C.      Jenis Kemiskinan
Pembagian jenis kemiskinan dapat dibagi berdasarkan pola waktu. Menurut Ginandjar Kartasasmita dalam Ridlo (2001:11), menurut pola waktu tersebut kemiskinan dapat dibagi menjadi: (1) Persistent poverty, yaitu kemiskinan yang telah kronis atau turun temurun yang diantaranya merupakan daerah kritis sumber daya alam atau terisolasi. (2) Cyclical poverty yaitu kemiskinan yang mengikuti pola siklus ekonomi secara keseluruhan. (3) Seasonal poverty, yaitu kemiskinan musiman seperti sering dijumpai kasus-kasus nelayan dan petani tanaman pangan. (4) Accidental poverty, yaitu kemiskinan karena bencana alam atau dampak dari suatu kebijakan.
Berdasarkan jenisnya kemiskinan secara umum dapat dibagi menjadikemiskinan absolut dan kemiskinan relatif. Kemiskinan absolut terjadi apabila tingkat pendapatan seseorang di bawah garis kemiskinan absolut yang telah ditetapkan, sehingga tidak dapat memenuhi kebutuhan hidup minimum yang antara lain terdiri dari kebutuhan sandang, pangan, kesehatan, perumahan dan pendidikan. Sedangkan kemiskinan relatif merupakan perbandingan antara kelompok pendapatan dalam masyarakat tersebut. Meskipun seseorang/masyarakat telah dapat memenuhi kebutuhan dasarnya secara layak (tidak miskin), tetapi masih rendah kualitasnya dibandingkan masyarakat sekitarnya yang relatif lebih kaya (Soegijoko, 1997:138; dan Esmara (1986) dalam Ridlo (2001:10))

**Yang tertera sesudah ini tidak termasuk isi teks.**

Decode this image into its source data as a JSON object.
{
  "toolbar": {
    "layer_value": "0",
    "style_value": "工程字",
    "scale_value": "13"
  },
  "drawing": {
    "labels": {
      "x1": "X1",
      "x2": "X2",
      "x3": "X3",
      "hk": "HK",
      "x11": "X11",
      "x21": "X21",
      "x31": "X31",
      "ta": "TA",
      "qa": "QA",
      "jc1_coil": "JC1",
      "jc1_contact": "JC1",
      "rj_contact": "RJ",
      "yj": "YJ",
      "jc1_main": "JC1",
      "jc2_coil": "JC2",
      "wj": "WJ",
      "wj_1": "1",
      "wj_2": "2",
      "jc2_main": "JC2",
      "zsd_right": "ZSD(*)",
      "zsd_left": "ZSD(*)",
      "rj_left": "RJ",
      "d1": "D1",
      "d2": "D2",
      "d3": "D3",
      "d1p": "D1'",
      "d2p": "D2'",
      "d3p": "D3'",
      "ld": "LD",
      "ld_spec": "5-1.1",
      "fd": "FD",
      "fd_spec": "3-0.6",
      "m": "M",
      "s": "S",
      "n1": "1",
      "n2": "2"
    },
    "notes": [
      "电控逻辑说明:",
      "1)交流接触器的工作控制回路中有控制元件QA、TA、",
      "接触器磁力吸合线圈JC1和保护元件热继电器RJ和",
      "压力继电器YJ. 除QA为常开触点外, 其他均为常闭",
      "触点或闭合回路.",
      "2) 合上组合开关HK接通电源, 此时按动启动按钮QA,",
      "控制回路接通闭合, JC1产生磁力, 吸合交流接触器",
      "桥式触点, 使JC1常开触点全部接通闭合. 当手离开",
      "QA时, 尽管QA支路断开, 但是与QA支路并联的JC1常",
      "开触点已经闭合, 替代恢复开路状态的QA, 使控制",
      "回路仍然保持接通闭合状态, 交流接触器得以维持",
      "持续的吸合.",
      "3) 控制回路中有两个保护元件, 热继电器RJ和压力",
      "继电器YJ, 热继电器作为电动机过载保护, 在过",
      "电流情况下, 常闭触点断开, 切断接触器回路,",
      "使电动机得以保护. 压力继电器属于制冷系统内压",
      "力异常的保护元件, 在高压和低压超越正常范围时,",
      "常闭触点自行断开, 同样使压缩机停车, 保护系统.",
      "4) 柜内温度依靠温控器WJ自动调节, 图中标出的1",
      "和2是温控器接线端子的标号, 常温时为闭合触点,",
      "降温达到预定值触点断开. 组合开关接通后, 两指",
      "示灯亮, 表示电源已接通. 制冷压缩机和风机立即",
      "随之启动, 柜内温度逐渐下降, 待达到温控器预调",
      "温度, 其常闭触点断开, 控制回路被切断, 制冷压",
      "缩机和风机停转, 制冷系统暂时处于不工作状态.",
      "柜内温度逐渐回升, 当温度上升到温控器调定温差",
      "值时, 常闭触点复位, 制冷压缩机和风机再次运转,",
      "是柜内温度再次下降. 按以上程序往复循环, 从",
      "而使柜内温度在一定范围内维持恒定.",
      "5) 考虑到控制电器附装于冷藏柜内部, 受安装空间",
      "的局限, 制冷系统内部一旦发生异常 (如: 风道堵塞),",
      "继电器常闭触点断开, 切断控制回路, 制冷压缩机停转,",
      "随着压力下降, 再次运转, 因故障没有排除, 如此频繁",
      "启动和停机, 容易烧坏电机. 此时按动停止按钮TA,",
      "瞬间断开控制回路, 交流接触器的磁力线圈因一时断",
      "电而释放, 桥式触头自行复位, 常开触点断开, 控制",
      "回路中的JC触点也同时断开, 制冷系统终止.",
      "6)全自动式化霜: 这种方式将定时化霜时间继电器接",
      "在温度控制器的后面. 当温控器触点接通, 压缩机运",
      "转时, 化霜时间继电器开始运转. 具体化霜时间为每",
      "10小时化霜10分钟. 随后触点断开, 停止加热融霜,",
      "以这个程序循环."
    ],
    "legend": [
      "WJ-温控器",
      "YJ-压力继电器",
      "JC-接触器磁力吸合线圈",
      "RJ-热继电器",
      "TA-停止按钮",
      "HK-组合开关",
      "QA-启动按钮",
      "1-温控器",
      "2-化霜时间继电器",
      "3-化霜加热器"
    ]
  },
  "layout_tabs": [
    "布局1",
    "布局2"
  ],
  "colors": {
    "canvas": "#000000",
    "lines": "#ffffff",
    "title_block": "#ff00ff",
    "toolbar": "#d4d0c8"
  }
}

D.      Indikator dan Ukuran Kemiskinan
Ukuran dan Indikator kemiskinan dibedakan antara antara kemiskinan absolut dengan kemiskinan relatif.
1)      Indikator dan Ukuran Kemiskinan Absolut
Indikator kemiskinan yang dikemukakan BKKBN (2003:25) adalah: untuk keluarga pra sejahtera terdiri dari: seluruh anggota keluarga tidak bisa makan dua kali sehari atau lebih; tidak memiliki pakaian yang berbeda untuk dirumah, bekerja, sekolah dan bepergian; bagian lantai terluas dari tanah. Sedangkan indikator kemiskinan untuk keluarga sejahtera I terdiri dari: seminggu sekali keluarga tidak selalu dapat makan daging/ikan/telur; belum tentu setahun sekali anggota keluarga memperoleh minimal satu stel pakaian baru; lantai rumah kurang dari 8 m2 untuk tiap penghuni.
Indikator kemiskinan yang lain dikemukakan oleh Bappenas (2004) dalam Sahdan (2005) berupa: (1) kurangnya pangan, sandang dan perumahan yang tidak layak; (2) terbatasnya kepemilikan tanah dan alat-alat produktif; (3) kurangnya kemampuan membaca dan menulis; (4) kurangnya jaminan dan kesejahteraan hidup; (5) kerentanan dan keterpurukan dalam bidang sosial dan ekonomi; (6) ketidakberdayaan atau daya tawar yang rendah; dan (7) akses terhadap ilmu pengetahuan yang terbatas. Mubyarto (2002) berpendapat bahwa penduduk miskin bukanlah orang yang tidak mempunyai apa-apa, tetapi memiliki serba sedikit modal sosial untuk mengembangkan diri.
2)      Ukuran dan Indikator Kemiskinan Relatif
Kemiskinan relatif menunjukkan ketidakmerataan pendapatan antara seseorang dengan orang lain dalam suatu kelompok atau satu kelompok dengan kelompok masyarakat yang lain. Bank Dunia menggunakan ukuran ketidakmerataan sebagai berikut: Tingkat ketidakmerataan tinggi bila 40% penduduk terbawah menerima kurang dari 12% jumlah pendapatan. Tingkat ketidak merataan sedang bila menerima antara 12 - 17%. Tingkat ketidakmerataan rendah bila menerima lebih dari 17% (Rusli dkk., 1995:15).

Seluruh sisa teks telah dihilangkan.